Ask yourself a few simple questions: does your partner think he is special? does he feel entitled to special priviledges? does he take advantage of people? does he manipulate people? Is he talented at lying? Does he say things to make people feel sorry for him? Do your talks with him confuse you?
If you answered yes to a few of these questions, you need to consider that your partner might be narcissitic. While only a professional can diagnose a Narcissist, most Narcissists will never go in for therapy unless they are in an extraordinarily tough spot. Narcissists are manipulative, great liars and leave a swath of destruction through humanity. They have no problem using people to get what they want. They have no problem leaving people they supposedly "care about" when it no longer serves them.
Has your partner ever acted "wrong?" If something embarrassing or hurtful happened to you, did he laugh? Worse yet, do you have suspicions that he helped to make the hurtful thing happen to you?
When something great happens to you, does your partner say "that is wonderful." Then follow up with a critical comment? Do you get the feeling he really doesn't like it when good things happen to you? Or to other people?

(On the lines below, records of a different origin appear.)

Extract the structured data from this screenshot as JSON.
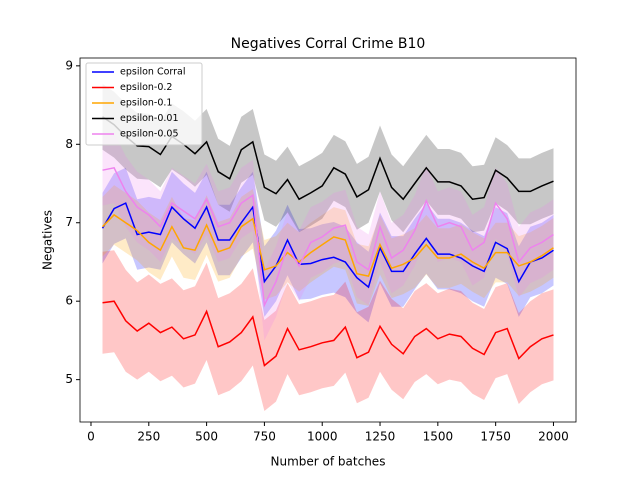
{
  "chart_data": {
    "type": "line",
    "title": "Negatives Corral Crime B10",
    "xlabel": "Number of batches",
    "ylabel": "Negatives",
    "x": [
      50,
      100,
      150,
      200,
      250,
      300,
      350,
      400,
      450,
      500,
      550,
      600,
      650,
      700,
      750,
      800,
      850,
      900,
      950,
      1000,
      1050,
      1100,
      1150,
      1200,
      1250,
      1300,
      1350,
      1400,
      1450,
      1500,
      1550,
      1600,
      1650,
      1700,
      1750,
      1800,
      1850,
      1900,
      1950,
      2000
    ],
    "xlim": [
      -47.5,
      2097.5
    ],
    "xticks": [
      0,
      250,
      500,
      750,
      1000,
      1250,
      1500,
      1750,
      2000
    ],
    "ylim": [
      4.46,
      9.1
    ],
    "yticks": [
      5,
      6,
      7,
      8,
      9
    ],
    "legend": "upper left",
    "band_opacity": 0.22,
    "series": [
      {
        "name": "epsilon Corral",
        "color": "#0000ff",
        "values": [
          6.93,
          7.18,
          7.25,
          6.85,
          6.88,
          6.85,
          7.2,
          7.05,
          6.93,
          7.2,
          6.78,
          6.78,
          7.0,
          7.2,
          6.25,
          6.45,
          6.78,
          6.47,
          6.48,
          6.53,
          6.56,
          6.5,
          6.3,
          6.18,
          6.68,
          6.38,
          6.38,
          6.6,
          6.8,
          6.6,
          6.6,
          6.55,
          6.45,
          6.38,
          6.75,
          6.67,
          6.25,
          6.5,
          6.55,
          6.65
        ],
        "errors": [
          0.45,
          0.45,
          0.45,
          0.45,
          0.45,
          0.45,
          0.45,
          0.45,
          0.45,
          0.45,
          0.45,
          0.45,
          0.45,
          0.45,
          0.45,
          0.45,
          0.45,
          0.45,
          0.45,
          0.45,
          0.45,
          0.45,
          0.45,
          0.45,
          0.45,
          0.45,
          0.45,
          0.45,
          0.45,
          0.45,
          0.45,
          0.45,
          0.45,
          0.45,
          0.45,
          0.45,
          0.45,
          0.45,
          0.45,
          0.45
        ]
      },
      {
        "name": "epsilon-0.2",
        "color": "#ff0000",
        "values": [
          5.98,
          6.0,
          5.75,
          5.62,
          5.72,
          5.6,
          5.67,
          5.52,
          5.57,
          5.87,
          5.42,
          5.48,
          5.6,
          5.8,
          5.18,
          5.3,
          5.65,
          5.38,
          5.42,
          5.47,
          5.5,
          5.67,
          5.28,
          5.35,
          5.68,
          5.45,
          5.33,
          5.55,
          5.65,
          5.52,
          5.58,
          5.55,
          5.4,
          5.32,
          5.6,
          5.65,
          5.27,
          5.42,
          5.52,
          5.57
        ],
        "errors": [
          0.65,
          0.65,
          0.65,
          0.62,
          0.62,
          0.62,
          0.62,
          0.62,
          0.62,
          0.62,
          0.62,
          0.62,
          0.62,
          0.62,
          0.58,
          0.58,
          0.58,
          0.58,
          0.58,
          0.58,
          0.58,
          0.58,
          0.58,
          0.58,
          0.58,
          0.58,
          0.58,
          0.58,
          0.58,
          0.58,
          0.58,
          0.58,
          0.58,
          0.58,
          0.58,
          0.58,
          0.58,
          0.58,
          0.58,
          0.58
        ]
      },
      {
        "name": "epsilon-0.1",
        "color": "#ffa500",
        "values": [
          6.95,
          7.1,
          7.0,
          6.9,
          6.75,
          6.65,
          6.95,
          6.68,
          6.65,
          6.97,
          6.63,
          6.68,
          6.95,
          7.05,
          6.4,
          6.45,
          6.62,
          6.5,
          6.62,
          6.72,
          6.82,
          6.78,
          6.35,
          6.32,
          6.72,
          6.42,
          6.47,
          6.55,
          6.72,
          6.55,
          6.55,
          6.6,
          6.5,
          6.42,
          6.62,
          6.62,
          6.45,
          6.5,
          6.58,
          6.68
        ],
        "errors": [
          0.38,
          0.38,
          0.38,
          0.38,
          0.38,
          0.38,
          0.38,
          0.38,
          0.38,
          0.38,
          0.38,
          0.38,
          0.38,
          0.38,
          0.38,
          0.38,
          0.38,
          0.38,
          0.38,
          0.38,
          0.38,
          0.38,
          0.38,
          0.38,
          0.38,
          0.38,
          0.38,
          0.38,
          0.38,
          0.38,
          0.38,
          0.38,
          0.38,
          0.38,
          0.38,
          0.38,
          0.38,
          0.38,
          0.38,
          0.38
        ]
      },
      {
        "name": "epsilon-0.01",
        "color": "#000000",
        "values": [
          8.35,
          8.25,
          8.1,
          7.98,
          7.97,
          7.87,
          8.1,
          8.0,
          7.88,
          8.03,
          7.65,
          7.56,
          7.93,
          8.03,
          7.45,
          7.37,
          7.55,
          7.3,
          7.38,
          7.47,
          7.7,
          7.62,
          7.33,
          7.42,
          7.82,
          7.45,
          7.3,
          7.5,
          7.7,
          7.52,
          7.52,
          7.47,
          7.3,
          7.32,
          7.67,
          7.57,
          7.4,
          7.4,
          7.47,
          7.53
        ],
        "errors": [
          0.42,
          0.42,
          0.42,
          0.42,
          0.42,
          0.42,
          0.42,
          0.42,
          0.42,
          0.42,
          0.42,
          0.42,
          0.42,
          0.42,
          0.42,
          0.42,
          0.42,
          0.42,
          0.42,
          0.42,
          0.42,
          0.42,
          0.42,
          0.42,
          0.42,
          0.42,
          0.42,
          0.42,
          0.42,
          0.42,
          0.42,
          0.42,
          0.42,
          0.42,
          0.42,
          0.42,
          0.42,
          0.42,
          0.42,
          0.42
        ]
      },
      {
        "name": "epsilon-0.05",
        "color": "#ee82ee",
        "values": [
          7.67,
          7.7,
          7.4,
          7.2,
          7.1,
          6.95,
          7.25,
          7.15,
          7.05,
          7.3,
          6.95,
          7.0,
          7.25,
          7.35,
          5.95,
          6.25,
          6.7,
          6.45,
          6.75,
          6.82,
          6.93,
          6.97,
          6.5,
          6.4,
          6.95,
          6.55,
          6.65,
          6.9,
          7.28,
          6.95,
          7.0,
          6.95,
          6.65,
          6.75,
          7.25,
          7.05,
          6.5,
          6.68,
          6.75,
          6.85
        ],
        "errors": [
          0.45,
          0.45,
          0.45,
          0.45,
          0.45,
          0.45,
          0.45,
          0.45,
          0.45,
          0.45,
          0.45,
          0.45,
          0.45,
          0.45,
          0.45,
          0.45,
          0.45,
          0.45,
          0.45,
          0.45,
          0.45,
          0.45,
          0.45,
          0.45,
          0.45,
          0.45,
          0.45,
          0.45,
          0.45,
          0.45,
          0.45,
          0.45,
          0.45,
          0.45,
          0.45,
          0.45,
          0.45,
          0.45,
          0.45,
          0.45
        ]
      }
    ]
  }
}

If your partner has a bad day at work, does he come home and rage? If one of his bosses asks him to be precise in his explanations to save time, does that make him mad? Does he rant and rave about how inept his boss is? Does he say stupid things like "I'll never say anything in staff meeting again?" Like a toddler having a tantrum?
When you were dating, did he make you feel wonderful? Did you think he was ideal? When you were with him, did it feel like the sun was shining on you? Is it vastly different now? Does he devalue you and what you do? Does the Idealizing and devaluing seem to be his only way of feeling about people and things? Is he able to see that people are a combination of good and bad and everything in between?
How do you feel? Confused? Used? Discarded? Angry? Ignored? Manipulated? Pay attention to your feelings. Many Narcissists are good at covering their motivations. If they are intelligent and good with words, they will try to give their odd actions a good motivation. That makes it hard to understand what is going on in your conversations with them. But afterward, you feel confused and you are certain something isn't quite right.
There are some good books available that can help you. "The Wizard of Oz and Other Narcissists" is a good one to start with.
- If your partner has/had narcissistic traits, you need to figure out what attracted you to him. You need to try to keep yourself from falling for another person with narcissistic traits.
- Learn the signs to look for.
- If you fear he may become violent, seek professional help.